By Judi Mason
Please note: I cannot speak and do not proclaim to speak for every woman. However, I know quite a few women and have heard the concerns of many, so I speak on behalf of them as a collective group. Please hear their voices in this article.
Men, we as women need you! Please know that relationships are not about us being right and you being wrong. They’re not about us being super independent and we not needing you. They’re not about a woman doing better than a man financially, emotionally or spiritually. It is not about any of that superficial nonsense. A REAL relationship is about what happens when the two forces known as male and female come together on an equal plane and explores what true love is; what genuine friendship is and what a real partnership looks like. At the end of the day, that is what a relationship is about.
One of the biggest misunderstanding and major problem in relationships is the independent woman theory; where women are viewed as not needing a man because they take care of everything for themselves. Yes a woman is independent but we are independent because we have to be, we are single. If we don’t work, pay the bills, shop, etc., who will?

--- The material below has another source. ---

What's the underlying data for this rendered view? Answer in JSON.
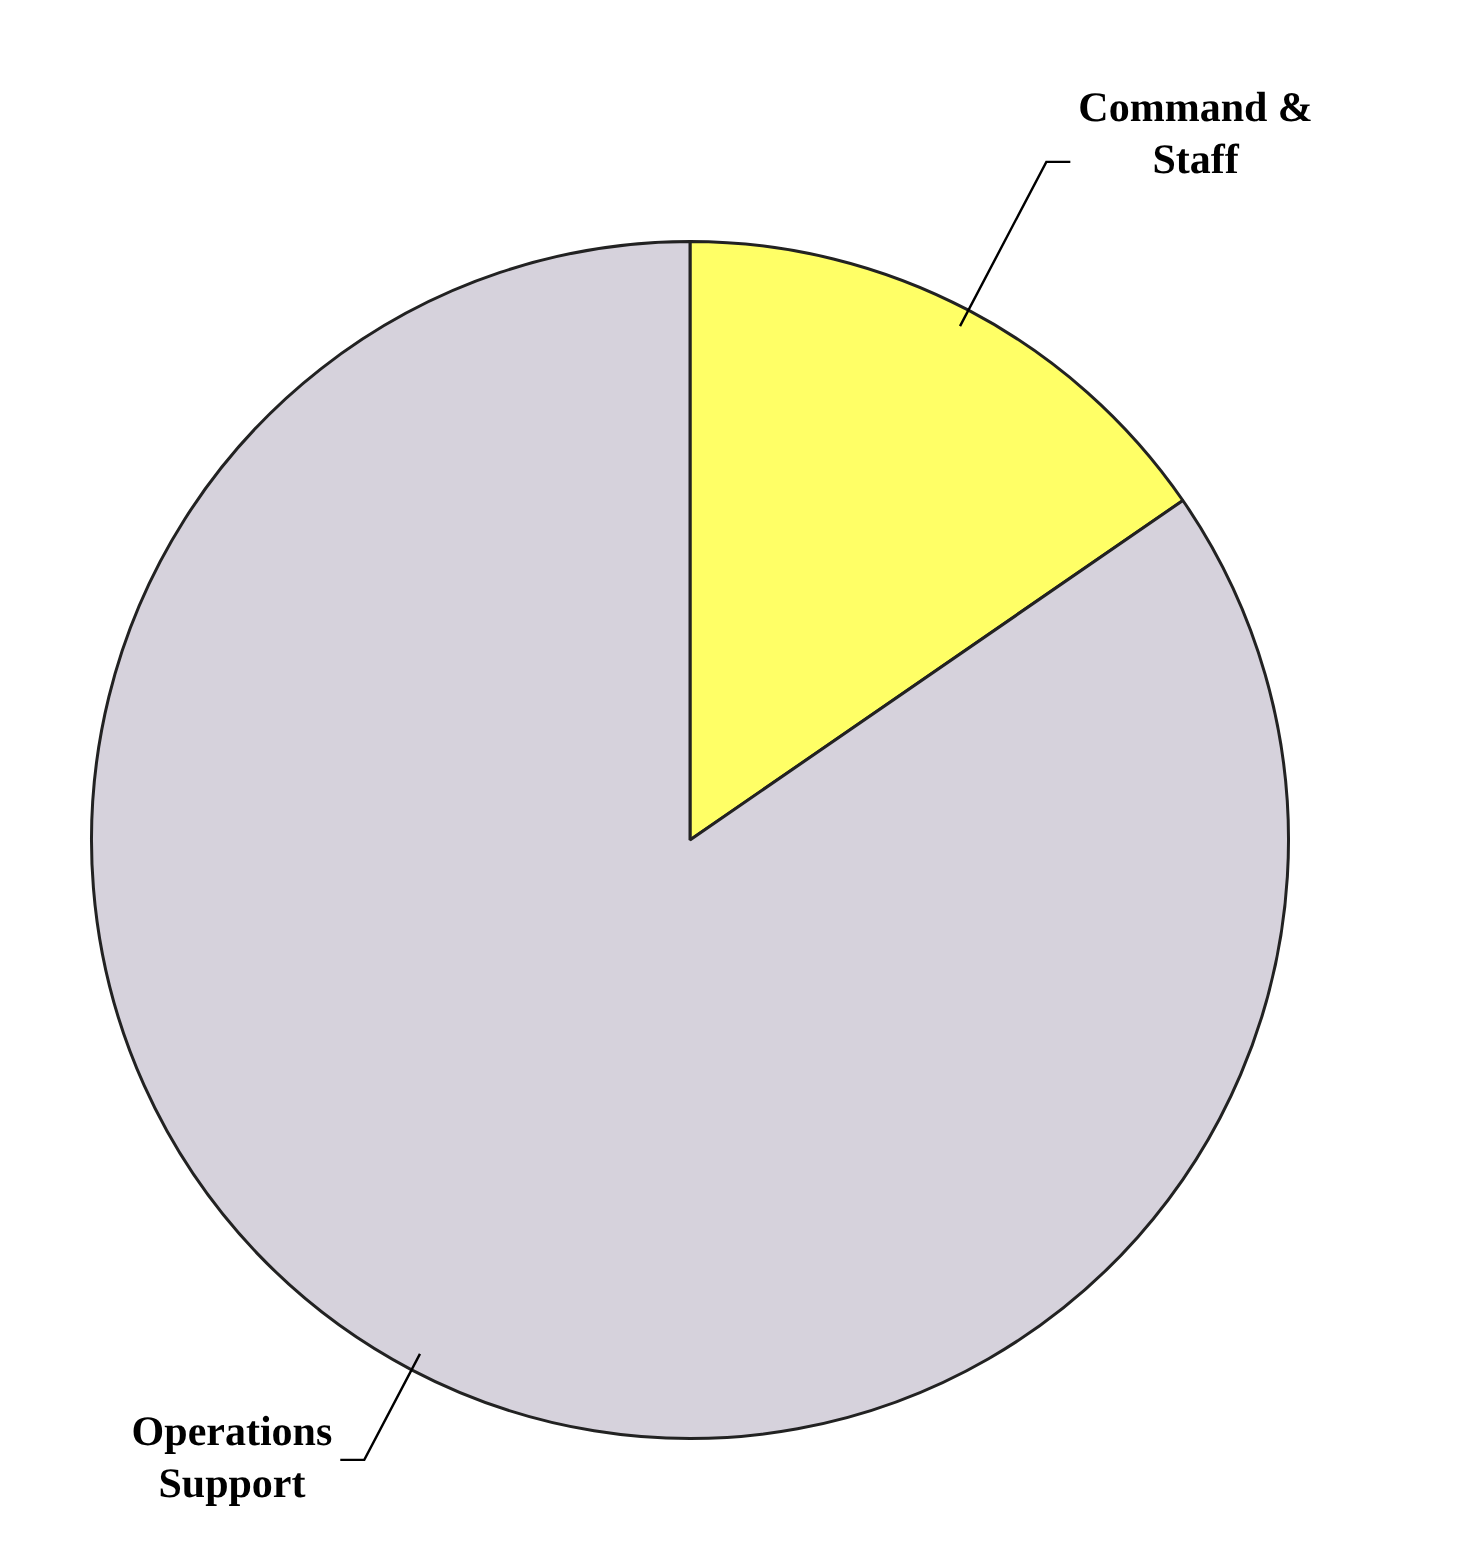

Unlike a marriage, where the couple is dependent on each other, we are independent out of a necessity. It comes with the territory. Our independence does not mean that we emasculate your manhood. Our independence means that we are not lazy, trifling women, waiting to be rescued. We are women doing what needs to be done. And we are handling our business. Don’t let our independence fool you. Please know that we want you and more importantly, we need you.
According to the world system (media, statistics, individual opinions and public perception), the only reason a woman needs a man is for moving large objects and/or a sexual fix. Let me set the record straight: That is a LIE! That is NOT what we need you for. We need and desire you for so many reasons, some being:
- The companionship you bring
- The authority you possess
- The strength you nurture us with
- Your vulnerability that says you need us
- Your boyish charm.
- Your take charge demeanor
- Your ability to make us feel like we are the only woman on earth
- Your wisdom and the different perspective you bring
- The way you make me a better me because of you.
- The wonderful us that we become when we are together
- Your stern correctness, that helps us get back on the right path when we have strayed
- Your accountability
- Your partnership
- Your friendship
- Your love
Bottom line: WE NEED YOU! And YOU NEED US too! With that being the case, what are we doing? Some people have let this world system and the foolish lies that there is a 50 to 1 female to male ratio, due to the lack of good men, hoodwink a lot of them into acting like fools gone wild.
Dignity, respect, morals and character have fallen by the wayside. And for what? People are doing more now than ever in order to obtain a “false sense of companionship’ or the “semblance of a relationship.” And where has it gotten them?
Nowhere.
There are more lonely, miserable, dissatisfied, angry, bitter people than ever before. All because of the deception of false hype – don’t believe the lie. There are a lot of GREAT men and women desiring and looking for love. And real love is attainable. However, some things need to be put in order.
Attention men and women: Can the relationship games, manipulation, drama, confusion and lying PLEASE come to an end? Aren’t you tired of that? Don’t you want more?
Starting today, decide to want more from your relationships. Make a conscientious effort to make better choices in choosing your mate. Realize that “your type” might not be right for you. The prettiest, best looking, finest, best dressed, athlete or model may not always be the one for you. Stop choosing based on the surface and start choosing based on your true heart’s desire. Choose the one you need and the one that is right for you. I guarantee, you will be much happier.
My prayer is that God brings the right person into your life. The one that was meant just for you!
BMWK, Are you ready to stop playing games and get serious for love?
Judi Mason is an Empowerment Strategist, whose mission is to empower You to become your best authentic self. As an accomplished author, Judi has garnered much success with her self-help books and workshops; including her popular Girl Talk: Relationship 101 events- which was birthed from her best-selling book, The Relationship Chronicles- Real Love, Straight Talk No Drama. As a sought after speaker, Judi uses multiple platforms from the marketplace to ministry; to enable individuals to pursue and fulfill their God ordained purpose with passion, in life, love and entrepreneurship.


Amen!
Thanks Finally and JoJo. I am glad you enjoyed the article.- Judi
This article was superb. I have been single since November 2014 and started to think, dang am I becoming too independent?! I realize now, after reading this, that towards the end of my five year relationship I started feeling like I was only calling on my mate to do the lifting and the fixing and at times just to have sex but it was because he was not bringing what I needed to the table, not because I did not desire more of him. I feel inspired. I feel revitalized after reading this article. There is hope now! Thanks!